I can only suppose that the sight of her large breasts, or rather the material they displaced, had left me so dizzy with desire that I decided to throw caution to the wind and introduce a last-minute scaling-up of the meal on offer. Spare no expense! Give the lady a treat! Break an egg over the broccoli! With the help of the congealed egg, the broccoli looked like it was streaked in mucus. The eggplant, meanwhile, sat on its plate, puddling oil like a deep-fried Wettex. ‘Actually, it’s not bad,’ I said, having forced down a forkload of eggplant. ‘No, really, it’s good,’ Debra said, rocking uncomfortably from side to side, maybe in the hope of assisting digestion.

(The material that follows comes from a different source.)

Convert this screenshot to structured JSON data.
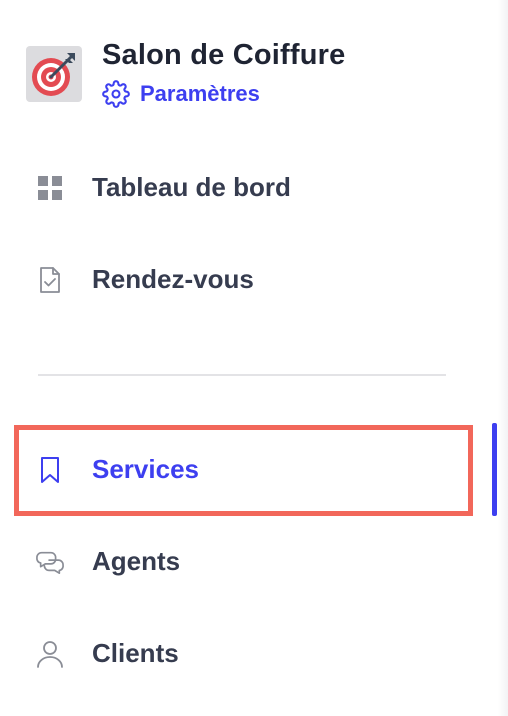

After this exchange of falsehoods, I invited her to walk through the backyard and into my damp, mould-ridden garage. ‘There’s only one chair, I’m sorry,’ I said, pointing her towards a green vinyl beanbag. I put on some Norwegian jazz, for reasons that remain unclear, and sat on the edge of my bed, listening as she told me about her latest theatre ideas. I offered her a glass of Stone’s green ginger wine, an alcoholic beverage on which I’d spent upwards of $2.76 for the bottle. Free drink! Egg on broccoli! Beanbag on which to relax! Really, there was no end to the luxuries with which this woman was being pampered.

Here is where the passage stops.